Of Semantic Code Vectors, Migrations, and Continuity

I’m knee deep in some legacy build scripts and realized a few things while I was trying to make sense of the code. This is an outline of some of the those realizations.

When we’re writing code we are performing two distinct types of activities. One is about making assumptions and encoding the assumptions into the structure of the code. The other is about building something on top of the assumed structure. Most bugs are a result of interleaving and confusing the two activities. If we make assumptions that are not reflected in the structure and build on those assumptions then we are writing buggy code. If we build on top of assumptions that are confusing and overlap in different ways then the code by necessity will be confusing.

One way to write better code then is to make assumptions that are as orthogonal as possible and make their structure as obvious in the code as possible. This way when someone else comes along they can see the semantic vectors and structure their code around those vectors. If their changes are incompatible with the existing vectors then making that as obvious as possible will only help them.

So one way to make code better is to “orthogonalize” the semantic vectors by finding the principal vectors/ideas/assumptions. There is no automatic way to do this so you have to use your judgement and figure out what migrations are necessary to make that happen. When I refactor code with the intent of orthogonalizing the semantic vectors I usually end up with more clearly structured code so anecdotal evidence suggests this is a good heuristic.
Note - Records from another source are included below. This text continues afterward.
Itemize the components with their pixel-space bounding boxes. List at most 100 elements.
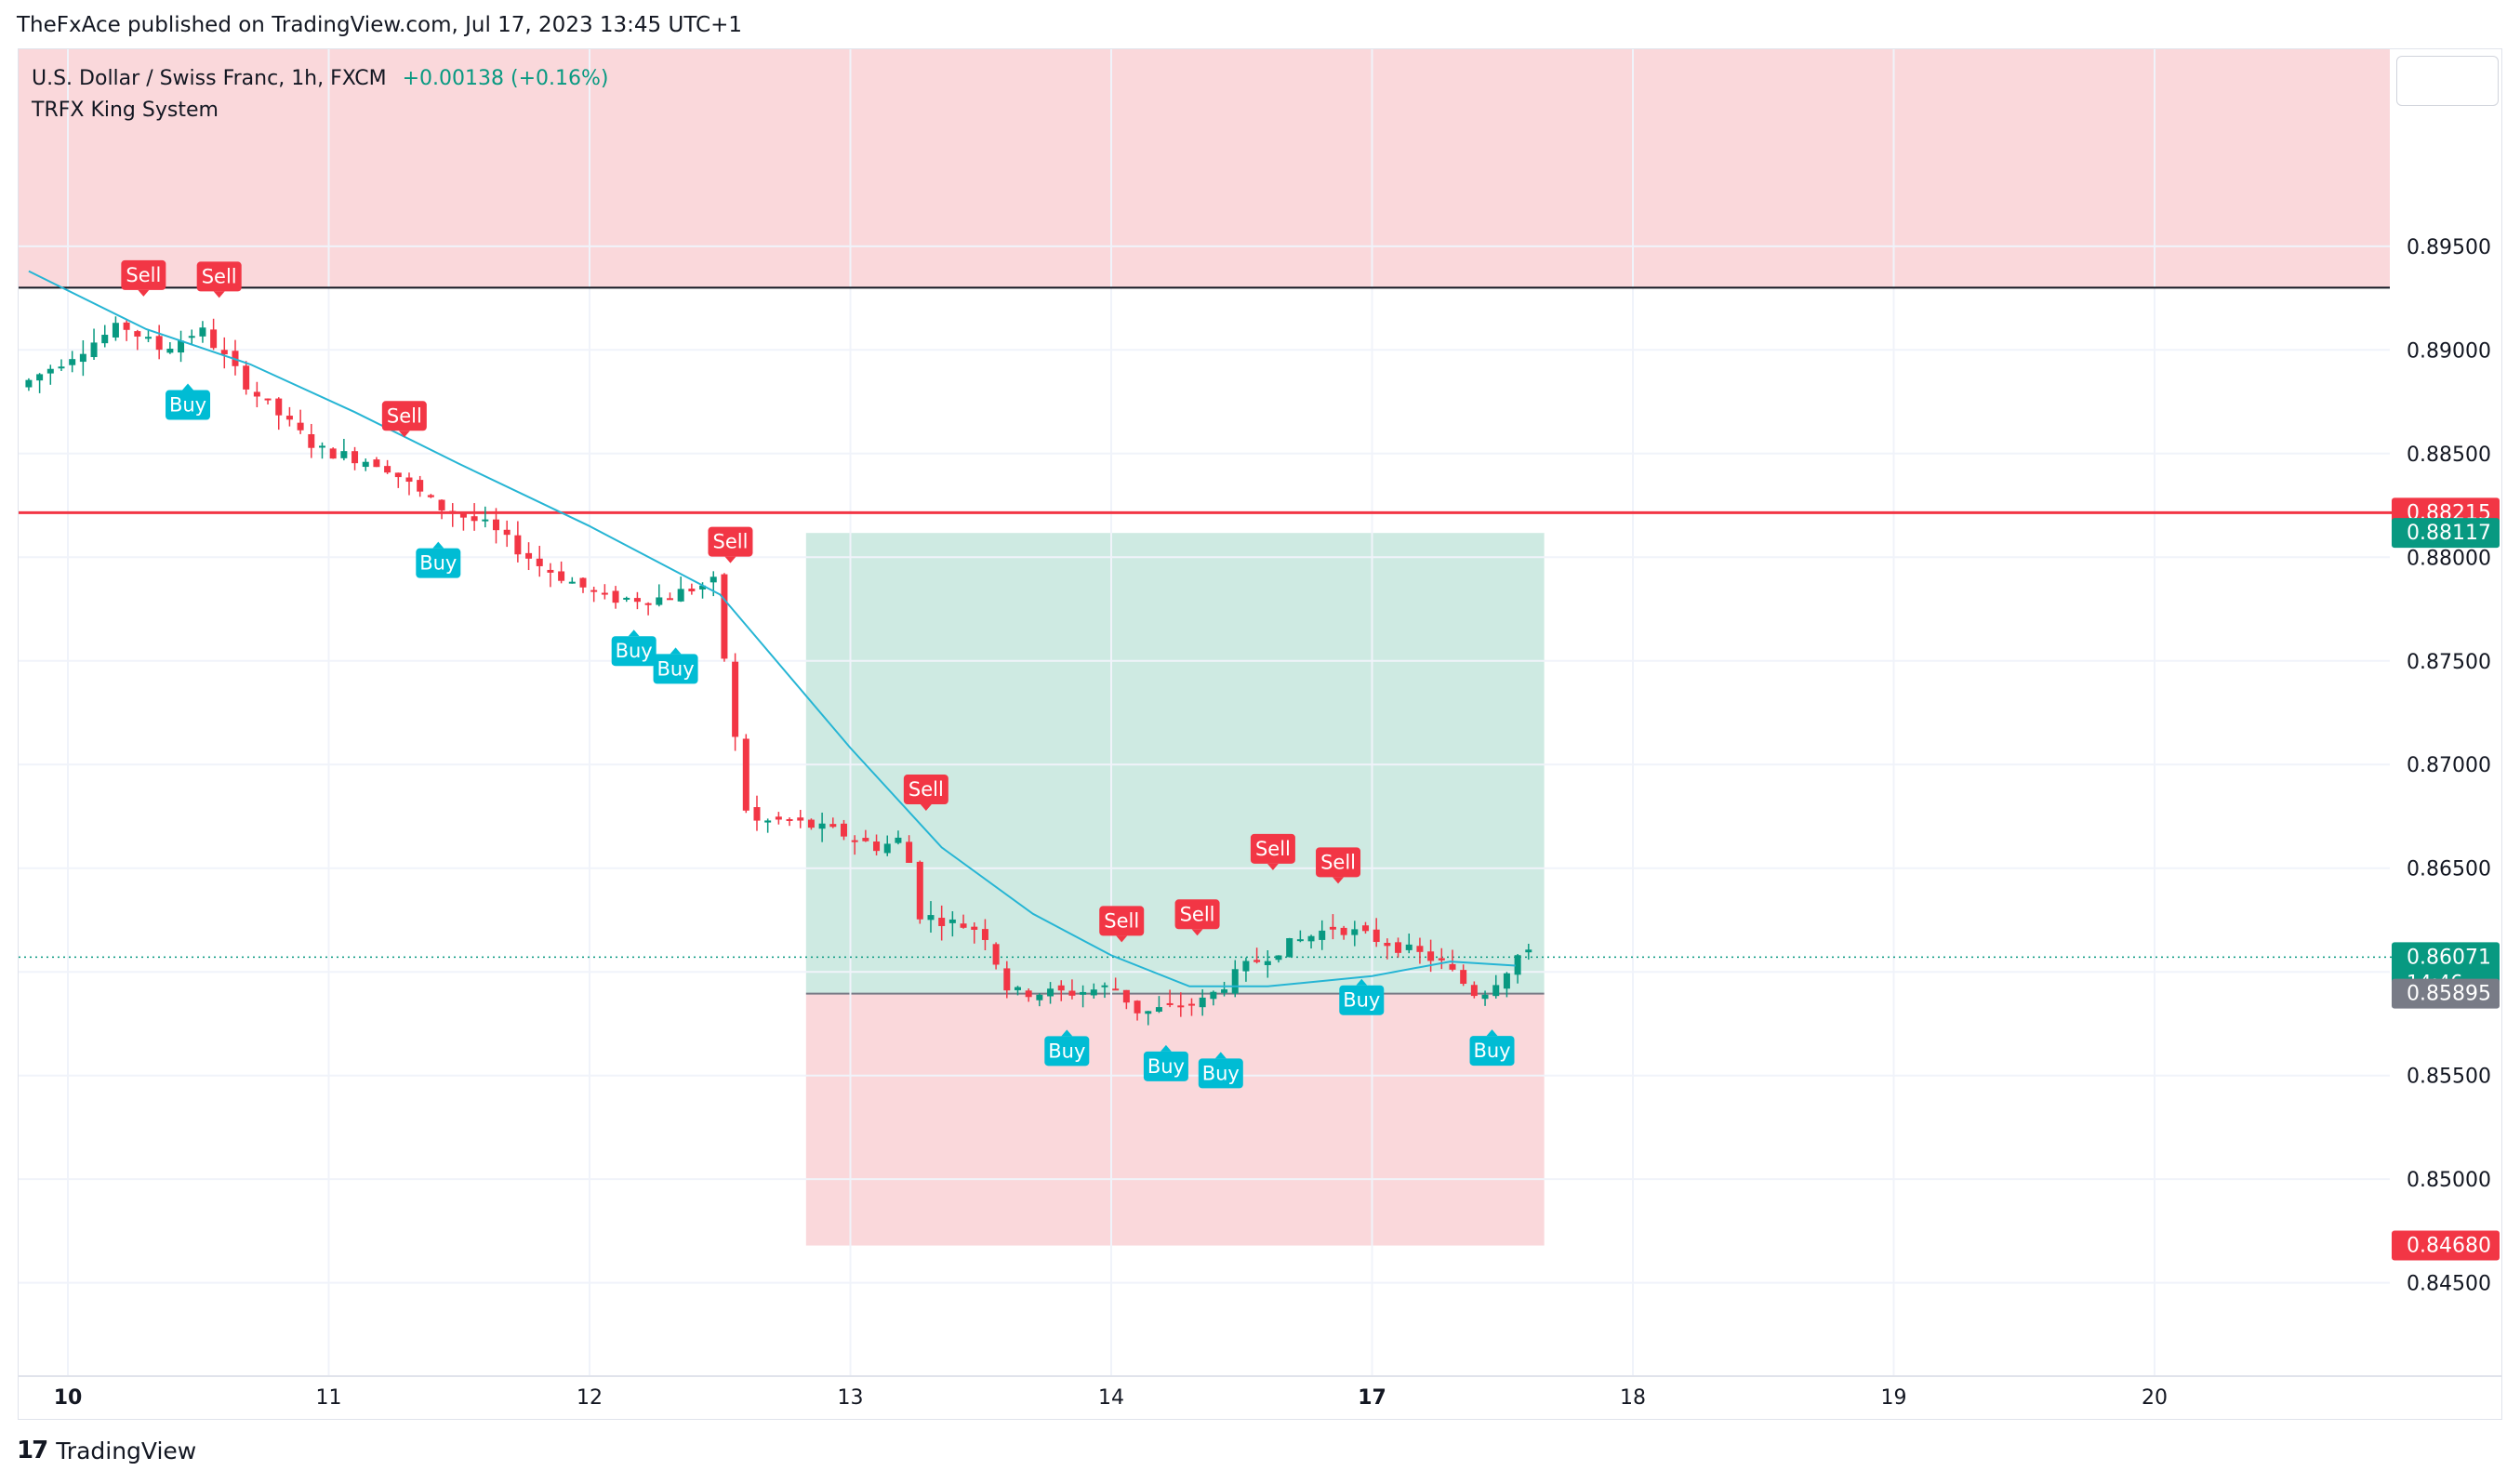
indicator-name[interactable]: TRFX King System [32,99,219,122]
signal-text: Buy [1147,1055,1185,1078]
candle-body [1492,985,1500,997]
candle-body [1481,994,1489,1000]
candle-body [1221,989,1228,993]
candle-body [275,398,283,416]
candle-body [1525,949,1532,953]
candle-body [1080,991,1087,995]
sell-signal[interactable]: Sell [1174,899,1220,936]
candle-body [427,495,434,497]
candle-body [633,598,641,603]
candle-body [220,350,228,355]
signal-label-bg [708,526,753,557]
sell-signal[interactable]: Sell [381,401,427,438]
candle-body [514,535,522,555]
sell-signal[interactable]: Sell [1099,906,1145,943]
signal-label-bg [1316,847,1361,878]
buy-signal[interactable]: Buy [653,647,698,684]
candle-body [1166,1002,1174,1005]
sell-signal[interactable]: Sell [1316,847,1361,884]
y-tick-label: 0.89500 [2407,236,2491,259]
sell-signal[interactable]: Sell [903,775,948,812]
candle-body [1145,1011,1152,1014]
candle-body [1101,985,1108,987]
x-tick-label: 20 [2142,1386,2168,1410]
candle-body [1373,929,1380,943]
signal-label-bg [1469,1036,1515,1067]
candle-body [1361,925,1369,932]
candle-body [558,571,565,581]
buy-signal[interactable]: Buy [611,629,657,667]
chart-legend: U.S. Dollar / Swiss Franc, 1h, FXCM +0.0… [32,63,608,126]
sell-signal[interactable]: Sell [708,526,753,563]
candle-body [1449,963,1456,970]
candle-body [1112,988,1120,991]
buy-signal[interactable]: Buy [416,541,461,578]
candle-body [166,349,174,353]
x-tick-label: 14 [1098,1386,1124,1410]
candle-body [666,598,673,601]
signal-text: Sell [387,404,422,427]
candle-body [916,861,923,920]
price-axis-layer: 0.89500 0.89000 0.88500 0.88000 0.87500 0.870… [2392,236,2500,1296]
candle-body [590,590,598,592]
scale-settings-button[interactable] [2396,56,2499,106]
signal-pointer [724,556,736,563]
moving-average-line [28,270,1516,987]
sell-signal[interactable]: Sell [1250,833,1295,870]
buy-signal[interactable]: Buy [166,383,211,420]
zones-layer [19,49,2390,1246]
candle-body [438,499,445,510]
price-change: +0.00138 (+0.16%) [402,67,609,90]
candle-body [101,335,109,344]
y-tick-label: 0.85500 [2407,1066,2491,1089]
signal-pointer [138,289,150,297]
candle-body [906,841,913,863]
candle-body [373,459,380,468]
candle-body [329,448,337,459]
candle-body [482,519,489,522]
signal-label-bg [1099,906,1145,936]
tradingview-mark-icon: 17 [17,1437,48,1464]
buy-signal[interactable]: Buy [1469,1029,1515,1067]
candle-body [873,841,881,852]
buy-signal[interactable]: Buy [1198,1052,1243,1089]
candle-body [471,516,478,522]
candle-body [144,337,152,339]
candle-body [79,353,86,363]
candle-body [1025,990,1032,998]
tradingview-logo[interactable]: 17 TradingView [17,1437,196,1464]
candle-body [851,840,858,842]
signal-pointer [670,647,682,655]
signal-pointer [1061,1029,1073,1037]
x-tick-label: 13 [838,1386,864,1410]
candle-body [459,513,467,518]
candle-body [981,929,988,940]
sell-signal[interactable]: Sell [121,259,166,297]
price-tag-text: 0.85895 [2407,983,2491,1006]
chart-frame [18,48,2502,1420]
candle-body [1384,943,1391,947]
signal-text: Buy [657,657,694,680]
candle-body [699,585,707,590]
candle-body [1395,942,1402,953]
stop-loss-zone[interactable] [805,993,1545,1246]
sell-signal[interactable]: Sell [196,261,242,298]
price-tag-text: 0.86071 [2407,946,2491,969]
signal-label-bg [611,636,657,667]
symbol-title[interactable]: U.S. Dollar / Swiss Franc, 1h, FXCM [32,67,387,90]
candle-body [1210,991,1217,1000]
y-tick-label: 0.87500 [2407,651,2491,674]
y-tick-label: 0.85000 [2407,1169,2491,1192]
candles-layer [25,316,1532,1026]
buy-signal[interactable]: Buy [1143,1044,1188,1081]
buy-signal[interactable]: Buy [1339,978,1385,1015]
signal-label-bg [1250,833,1295,864]
buy-signal[interactable]: Buy [1044,1029,1090,1067]
candle-body [1340,927,1347,935]
candle-body [1438,958,1445,961]
y-tick-label: 0.89000 [2407,339,2491,363]
candle-body [644,603,652,605]
x-tick-label: 17 [1358,1386,1386,1410]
This analogy with linear algebra though only goes so far and sometimes we also need to bring in a bit of topology into the mix and try to understand when we’re trying to make “discontinuous” changes. Discontinuous changes change the space and fundamental assumptions we were making to structure the code. I’m not aware of any good heuristics for this. Usually people do big bang rewrites but that’s probably because we don’t have a good theory of discontinous changes for code. We don’t have a good topological theory of code so it’s hard to know when changes are continuous vs when they’re not. The closest analogy I know is about database migrations. Migrations can be considered discontinuous changes and they’re about transforming the surrounding code to fit the assumptions of the new migrated schema.

It is unfortunate that most of our tools do not expose the semantic vectors and let us operate with them as first class citizens. As long as it is easier to build with faulty assumptions that’s what programmers will continue to do and we will continue to have legacy code.